Les terroristes – pseudo djihadistes - ont horreur de la démocratie, ils sont sanguinaires, barbares, sans foi ni loi. Ils jouissent du mal qu'ils font aux autres et plus on parle d'eux plus leurs commanditaires jubilent...
Notre néo-démocratie n'a toujours pas trouvé ni la méthode ni les moyens pour les neutraliser, les punir, les éradiquer. Elle est encore trop timorée.
Le néo-terroriste, jeune de moins de trente ans, ne réfléchit pas. Il est aveuglé par la haine, avec un visage blafard et une volonté bestiale. Il ne veut plus vivre avec nous, parmi nous, il veut nous détruire tout simplement.
Et nous, comment réagit-on ? Nous, l’Autorité – personnifiée par ses élus, son gouvernement, sa justice, sa police, son armée, etc. -  passe son temps à réfléchir. Elle prend des gants et applique le droit démocratique... Nous, les victimes, on se lamente, puis on passe à autre chose...
La méthode pour extirper le mal est pourtant simple : dès que la Police ou l’Armée identifie ou attrape  un terroriste, pris les armes de la terreur à la main, on doit pouvoir le juger, selon la procédure des flagrants délits, sans trop attendre. Les terroristes identifiés doivent être jugés immédiatement par contumace et, s’ils sont reconnus coupables, doivent être condamnés, eux et leurs complices avérés, à une peine unique et irréductible : la perpétuité.
Face à une situation exceptionnelle,  l’Autorité décide de l’Etat d’urgence, de la contre-lutte armée… Mais nos lois restent celles des situations « ordinaires ». Face au néo-terrorisme, il faut, en plus, changer les lois car les victimes ne peuvent attendre des années avant de voir juger les terroristes.
La nouvelle loi devrait permettre de les passer en jugement sans attendre ceci ou cela, surtout sans leur permettre de louvoyer avec la loi, de la manipuler avec l’aide de leurs avocats... S'est-on jamais inquiété de savoir qui paie et comment les avocats du terroriste ?
Donc, je veux dire que notre Etat se doit d’adapter l'arsenal juridique, dans le respect d'une démocratie bien comprise (après tout, c'est elle qui est visée à travers ce néo-terrorisme).
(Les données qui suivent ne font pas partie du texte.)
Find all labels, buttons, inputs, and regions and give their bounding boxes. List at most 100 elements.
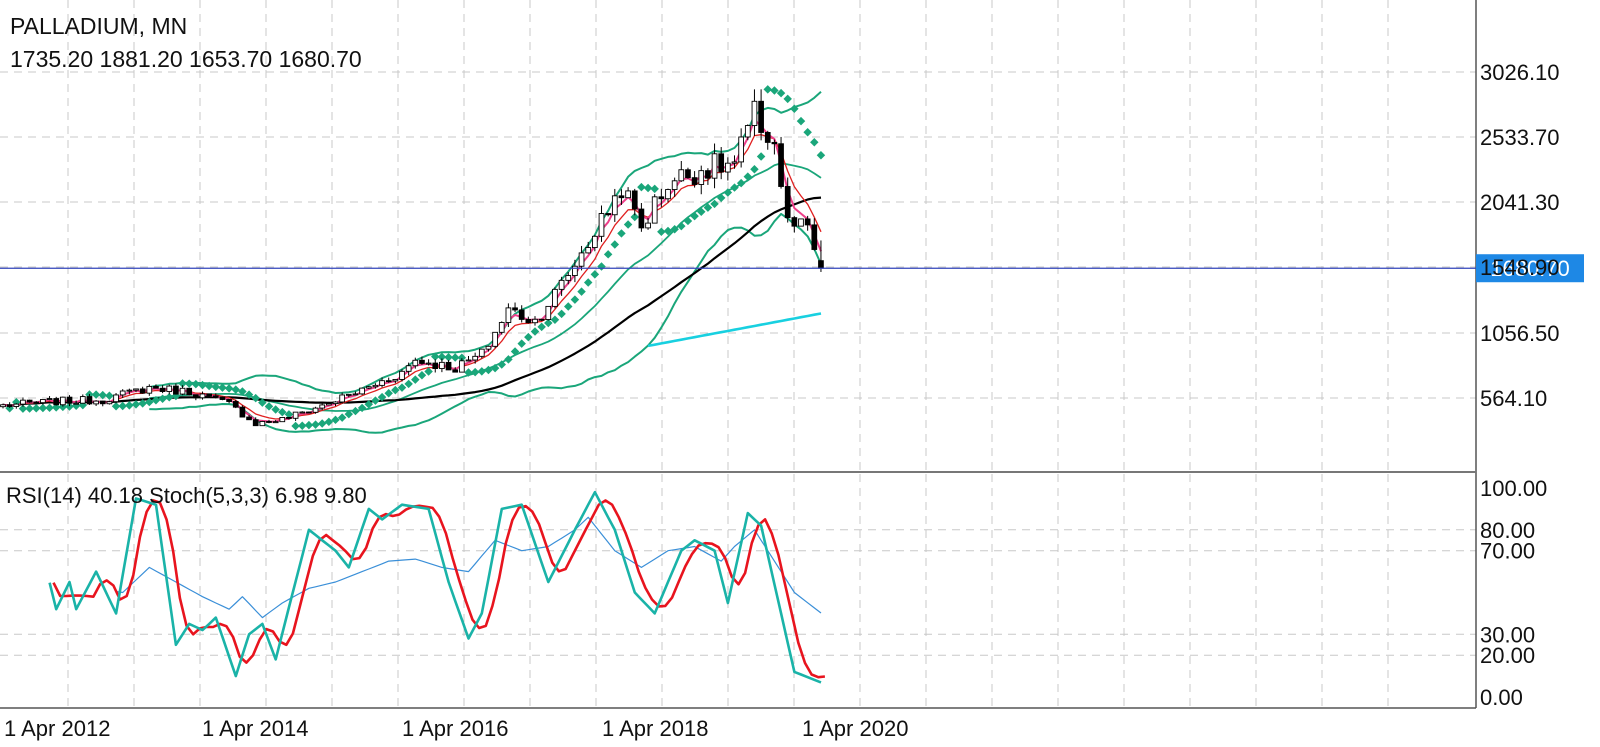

Les terroristes et les apprentis complices doivent, en effet, savoir qu'ils risquent de passer le restant de leur vie en prison.
Notre jeune démocratie doit, en effet, dissuader les jeunes qui souhaitent rejoindre le camp terroriste et leurs complices, de passer à l’action : la sanction sera implacable et immédiate. Depuis deux ou trois, des centaines de terroristes ont été arrêtés. A ma connaissance, aucun d'entre eux n'a encore été jugé ! De quoi alimenter des doutes sur la capacité et le sérieux de notre Etat, de nos procureurs, de notre justice. Tant d’efforts, tant de souffrances de la part de ceux qui les ont arrêtés ne méritent pas cette triste fin.
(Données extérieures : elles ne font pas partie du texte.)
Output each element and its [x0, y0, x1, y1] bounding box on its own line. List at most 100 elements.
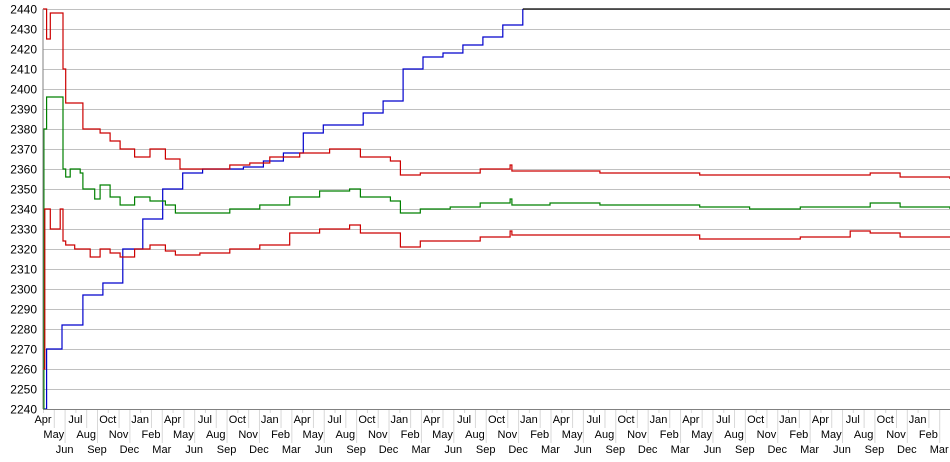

Bien sûr qu’il y aura des gens, des élus et des droits-de-l’hommistes naifs ou malintentionnés, pour croire que le terroriste a ses droits, celui d’être jugé comme les autres. Mais le terroriste est-il un homme ou une femme comme les autres ? Non. Devrons-nous laisser notre jeune démocratie se noyer dans les procédures judiciaires ? Je vous laisse répondre.
Face à une situation nouvelle et exceptionnelle, il faut une législation anti-terroriste tout aussi exceptionnelle.